ISBN: 978-1-7355856-0-4

Joe Fig: Contemplation September 1– October 17, 2020


The paintings in Contemplation present different versions of the same scene: people looking at art. Some are in galleries, others in museums. Settings run the gamut from crowded blockbuster shows to quiet and intimate portraits of individuals completely absorbed in an artwork. Begun in 2016, the series illustrates numerous exhibitions from the past few years, and chronicles Joe Fig’s travels across the country. When we contemplate an artwork, we break it down to its elements, evaluate what we see, and form opinions. We consider what is being communicated. When making something, artists frequently pause to take a step back, look, and reflect. Far from passive, contemplation is a busy action. It’s as intrinsic to the creative process as the actual physical work of making an object. As Fig says, “It’s in this moment of seeming inactivity where the artist is working the hardest.” These paintings are all the more poignant in the era of COVID-19. A visit to an exhibition was an experience that once provided a moment of escape and reflection. Now that same experience is restricted or altogether denied to us. This series of works began as an exploration of an ongoing, routine activity for members of the art-loving public. It has taken on a sense of melancholy and nostalgia, pitted against the backdrop of a pandemic. Images that once communicated open-ended moments of rumination are now charged with a sense of loss. In Fig’s words, “It will never be the same again.”

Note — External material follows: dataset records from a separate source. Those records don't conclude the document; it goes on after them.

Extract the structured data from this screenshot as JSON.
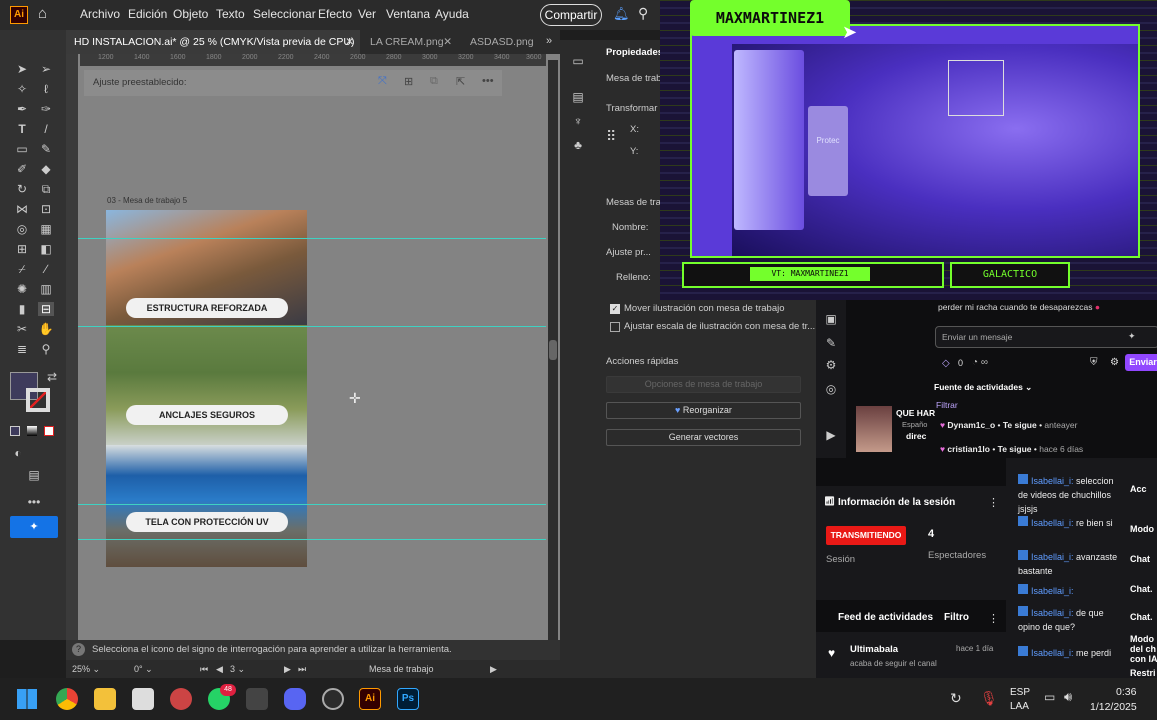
{
  "menubar": {
    "logo": "Ai",
    "items": [
      "Archivo",
      "Edición",
      "Objeto",
      "Texto",
      "Seleccionar",
      "Efecto",
      "Ver",
      "Ventana",
      "Ayuda"
    ],
    "share_label": "Compartir"
  },
  "tabs": [
    {
      "label": "HD INSTALACION.ai* @ 25 % (CMYK/Vista previa de CPU)"
    },
    {
      "label": "LA CREAM.png"
    },
    {
      "label": "ASDASD.png"
    }
  ],
  "ruler_ticks": [
    "1200",
    "1400",
    "1600",
    "1800",
    "2000",
    "2200",
    "2400",
    "2600",
    "2800",
    "3000",
    "3200",
    "3400",
    "3600"
  ],
  "canvas": {
    "preset_label": "Ajuste preestablecido:",
    "artboard_label": "03 - Mesa de trabajo 5",
    "banners": [
      "ESTRUCTURA REFORZADA",
      "ANCLAJES SEGUROS",
      "TELA CON PROTECCIÓN UV"
    ]
  },
  "status": {
    "hint": "Selecciona el icono del signo de interrogación para aprender a utilizar la herramienta.",
    "zoom": "25%",
    "angle": "0°",
    "page": "3",
    "mode": "Mesa de trabajo"
  },
  "properties": {
    "title": "Propiedades",
    "mesa": "Mesa de trab",
    "transform": "Transformar",
    "x_label": "X:",
    "y_label": "Y:",
    "mesas": "Mesas de trab",
    "nombre": "Nombre:",
    "ajuste": "Ajuste pr...",
    "relleno": "Relleno:",
    "check1": "Mover ilustración con mesa de trabajo",
    "check2": "Ajustar escala de ilustración con mesa de tr...",
    "acciones": "Acciones rápidas",
    "btn_opciones": "Opciones de mesa de trabajo",
    "btn_reorganizar": "Reorganizar",
    "btn_generar": "Generar vectores"
  },
  "stream": {
    "name": "MAXMARTINEZ1",
    "vt": "VT: MAXMARTINEZ1",
    "gal": "GALACTICO",
    "mouse": "Protec"
  },
  "chat": {
    "top_msg": "perder mi racha cuando te desaparezcas",
    "placeholder": "Enviar un mensaje",
    "points": "0",
    "send": "Enviar",
    "feed_title": "Fuente de actividades",
    "filter": "Filtrar",
    "video_title": "QUE HAR",
    "video_lang": "Españo",
    "video_sub": "direc",
    "events": [
      {
        "user": "Dynam1c_o",
        "action": "Te sigue",
        "time": "anteayer"
      },
      {
        "user": "cristian1lo",
        "action": "Te sigue",
        "time": "hace 6 días"
      }
    ]
  },
  "session": {
    "title": "Información de la sesión",
    "live": "TRANSMITIENDO",
    "viewers": "4",
    "viewers_label": "Espectadores",
    "session_label": "Sesión",
    "feed": "Feed de actividades",
    "filter": "Filtro",
    "follower": "Ultimabala",
    "follower_action": "acaba de seguir el canal",
    "follower_time": "hace 1 día"
  },
  "chat2": [
    {
      "user": "Isabellai_i:",
      "text": "seleccion de videos de chuchillos jsjsjs"
    },
    {
      "user": "Isabellai_i:",
      "text": "re bien si"
    },
    {
      "user": "Isabellai_i:",
      "text": "avanzaste bastante"
    },
    {
      "user": "Isabellai_i:",
      "text": ""
    },
    {
      "user": "Isabellai_i:",
      "text": "de que opino de que?"
    },
    {
      "user": "Isabellai_i:",
      "text": "me perdi"
    }
  ],
  "farright": [
    "Acc",
    "Modo",
    "Chat",
    "Chat.",
    "Chat.",
    "Modo del ch con IA",
    "Restri"
  ],
  "taskbar": {
    "lang1": "ESP",
    "lang2": "LAA",
    "time": "0:36",
    "date": "1/12/2025",
    "badge": "48"
  },
  "colors": {
    "accent_green": "#74ff2c",
    "twitch_purple": "#9147ff",
    "live_red": "#e91916",
    "guide": "#3fd1c2"
  }
}
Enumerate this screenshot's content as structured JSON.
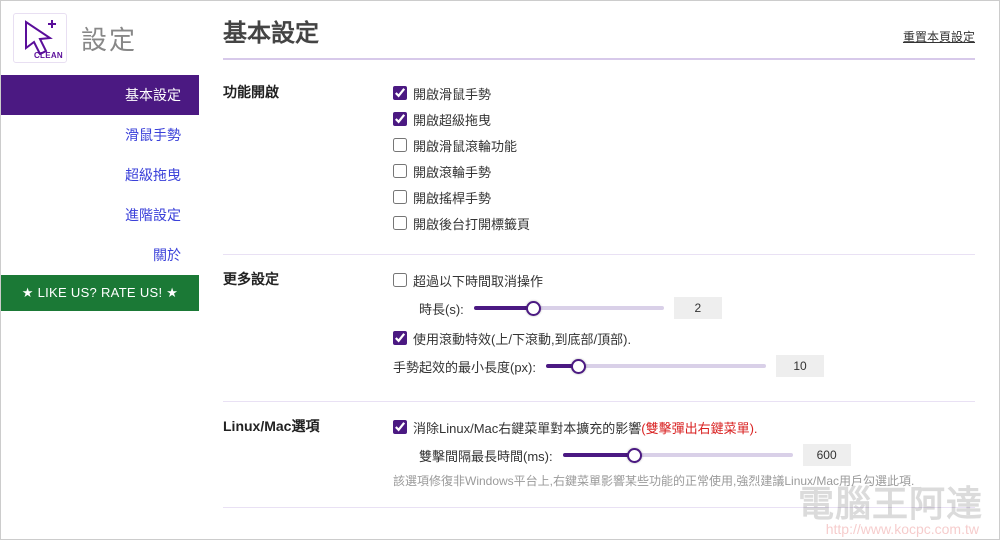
{
  "app": {
    "title": "設定",
    "logo_text": "CLEAN"
  },
  "sidebar": {
    "items": [
      "基本設定",
      "滑鼠手勢",
      "超級拖曳",
      "進階設定",
      "關於"
    ],
    "rate": "★ LIKE US? RATE US! ★"
  },
  "page": {
    "title": "基本設定",
    "reset": "重置本頁設定"
  },
  "sec1": {
    "label": "功能開啟",
    "opts": [
      {
        "label": "開啟滑鼠手勢",
        "checked": true
      },
      {
        "label": "開啟超級拖曳",
        "checked": true
      },
      {
        "label": "開啟滑鼠滾輪功能",
        "checked": false
      },
      {
        "label": "開啟滾輪手勢",
        "checked": false
      },
      {
        "label": "開啟搖桿手勢",
        "checked": false
      },
      {
        "label": "開啟後台打開標籤頁",
        "checked": false
      }
    ]
  },
  "sec2": {
    "label": "更多設定",
    "timeout_opt": "超過以下時間取消操作",
    "timeout_checked": false,
    "timeout_lbl": "時長(s):",
    "timeout_val": "2",
    "scroll_opt": "使用滾動特效(上/下滾動,到底部/頂部).",
    "scroll_checked": true,
    "minlen_lbl": "手勢起效的最小長度(px):",
    "minlen_val": "10"
  },
  "sec3": {
    "label": "Linux/Mac選項",
    "fix_opt": "消除Linux/Mac右鍵菜單對本擴充的影響",
    "fix_checked": true,
    "fix_red": "(雙擊彈出右鍵菜單).",
    "dbl_lbl": "雙擊間隔最長時間(ms):",
    "dbl_val": "600",
    "hint": "該選項修復非Windows平台上,右鍵菜單影響某些功能的正常使用,強烈建議Linux/Mac用戶勾選此項."
  },
  "watermark": {
    "brand": "電腦王阿達",
    "url": "http://www.kocpc.com.tw"
  }
}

Hilma af Klint: The Ten Largest, Adulthood #6, 7 & 8/ Guggenheim, 2019. oil on linen mounted on MDF board. 18 1/4 x 22 inches (46.4 x 55.9 cm). Collection J & J Martin, Baltimore, MD.

Lucas Cranach the Elder plus Mermaid and Others/ Ringling Museum, 2020. oil on linen mounted on MDF board. 17 x 15 inches (43.2 x 38.1 cm).

Donald Judd/MoMA (Pandemic), 2020. oil on linen mounted on MDF board. 12 x 14 1/2 inches (30.5 x 36.8 cm). Collection J & J Martin, Baltimore, MD.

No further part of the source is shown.